12.3 Wenn nichts mehr geht, beharrlich bleiben

Es gibt eine eher geringe Zahl von Jugendlichen, die während

  • der Sendepause nur ein wenig Bezogenheit zeigte, dann in Ruhephase ebenso wenig oder gar keine Bezogenheit
  • der Sendepause keine Bezogenheit und in der Ruhephase das fortsetzen.

Auch hier sollten wir in Erfahrung bringen, inwieweit das primär eine Reaktion und gleichsam ein Schutz vor elterlichen unangemessenen „Zugriffen“ auf Max ist. Wenn Eltern bei dieser Gruppe nun eher mind. 6 Monate Ruhe geben, besteht eine Chance, daß die Eltern wieder gleubwürdig werden, sich nicht mehr unangemessen oder übergriffig in Max‘ Leben einzumischen. Ein Beispiel soll eine Möglichkeit deutlich machen, die sich zw. 4 und 6 Monat abspielte:

Max macht eine Ausbildung, ist ab 6 Uhr aus dem Haus … kommt heim … geht wieder aus dem Haus und kommt spät zurück. Es ist unklar, ob Max konsumiert. Es ist aber doch anzunehmen. Es gibt kaum Kontaktpunkte zu den Eltern. Was bedeutet dies für die Zeit nach der Sendepause? Wie geht es nach 14 Tagen weiter?

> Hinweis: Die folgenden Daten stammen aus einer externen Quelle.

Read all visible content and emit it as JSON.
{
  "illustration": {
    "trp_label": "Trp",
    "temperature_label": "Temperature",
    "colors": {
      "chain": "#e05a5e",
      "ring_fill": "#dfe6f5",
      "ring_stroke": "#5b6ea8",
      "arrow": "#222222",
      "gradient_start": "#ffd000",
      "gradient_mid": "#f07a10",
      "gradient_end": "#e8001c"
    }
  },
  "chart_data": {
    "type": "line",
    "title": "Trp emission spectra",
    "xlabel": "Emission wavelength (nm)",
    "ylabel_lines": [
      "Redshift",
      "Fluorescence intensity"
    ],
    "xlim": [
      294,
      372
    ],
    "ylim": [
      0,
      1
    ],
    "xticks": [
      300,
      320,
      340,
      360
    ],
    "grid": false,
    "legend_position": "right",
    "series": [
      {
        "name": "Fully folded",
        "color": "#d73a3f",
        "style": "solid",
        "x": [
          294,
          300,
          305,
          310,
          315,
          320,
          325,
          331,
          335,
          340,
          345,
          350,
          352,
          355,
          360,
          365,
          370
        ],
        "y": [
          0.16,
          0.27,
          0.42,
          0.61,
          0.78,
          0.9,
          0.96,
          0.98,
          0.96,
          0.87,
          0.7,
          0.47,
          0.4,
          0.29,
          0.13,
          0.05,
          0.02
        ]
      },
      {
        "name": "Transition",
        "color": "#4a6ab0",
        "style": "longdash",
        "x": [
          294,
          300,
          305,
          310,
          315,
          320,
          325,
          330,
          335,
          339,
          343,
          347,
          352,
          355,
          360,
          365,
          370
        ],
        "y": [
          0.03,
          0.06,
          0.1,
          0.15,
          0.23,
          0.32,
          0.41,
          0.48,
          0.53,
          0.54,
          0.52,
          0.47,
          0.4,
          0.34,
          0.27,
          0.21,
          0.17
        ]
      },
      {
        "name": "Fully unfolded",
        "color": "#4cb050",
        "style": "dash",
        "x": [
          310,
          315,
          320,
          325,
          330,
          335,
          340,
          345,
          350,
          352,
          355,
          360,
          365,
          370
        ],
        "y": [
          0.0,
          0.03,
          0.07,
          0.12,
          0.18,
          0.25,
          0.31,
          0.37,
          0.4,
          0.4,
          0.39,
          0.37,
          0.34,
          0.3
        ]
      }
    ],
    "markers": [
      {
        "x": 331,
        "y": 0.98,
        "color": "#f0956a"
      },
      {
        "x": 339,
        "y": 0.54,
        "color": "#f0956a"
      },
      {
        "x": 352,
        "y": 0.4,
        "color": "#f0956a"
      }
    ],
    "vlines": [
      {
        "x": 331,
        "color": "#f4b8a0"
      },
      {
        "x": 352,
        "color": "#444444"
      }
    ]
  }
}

Wenn wir die Situation nach dem Konzept der Bezogenen Individuation einordnen, stellen wir fest, daß Max mehr Individuation und kaum Bezogenheit zeigt.

Falls diese Eltern ihre Beziehung zu Max so beschreiben würden: „Eigentlich haben wir nicht nur äußerlich, sondern auch innerlich den Kontakt zu unserem Sohn verloren.“ stünde zunächst bei den Eltern der Wiederaufbau einer inneren Objektrepräsentanz zu Max an.

Das Familiensystem befindet sich in einem fortgeschrittenen Stadium der Ex-Kommunikation, d. h. es findet kaum noch Kommunikation zwischen Eltern und Max statt.

Die Kommunikation zieht sich auf die (inner-) psychischen Systeme zurück. Wie Max mit den inneren Repräsentationen seiner Eltern verfährt, darüber kann man nur spekulieren.

Die Eltern beschreiben ihre innere Kommunikation mit der Repräsentation von Max so, daß die letzten Konflikte im Vordergrund stehen, also sehr präsent sind, und die Repräsentationen des Vergangenen (es gab auch schöne Zeiten) überlagern. Die innere Kommunikation mit Max ist im Konflikt stecken geblieben und die Eltern finden in der sozialen Kommunikation zu Max zu keine neuen konstruktiven Möglichkeiten und Formen.

An dieser Stelle setzen wir mit Präsenz an.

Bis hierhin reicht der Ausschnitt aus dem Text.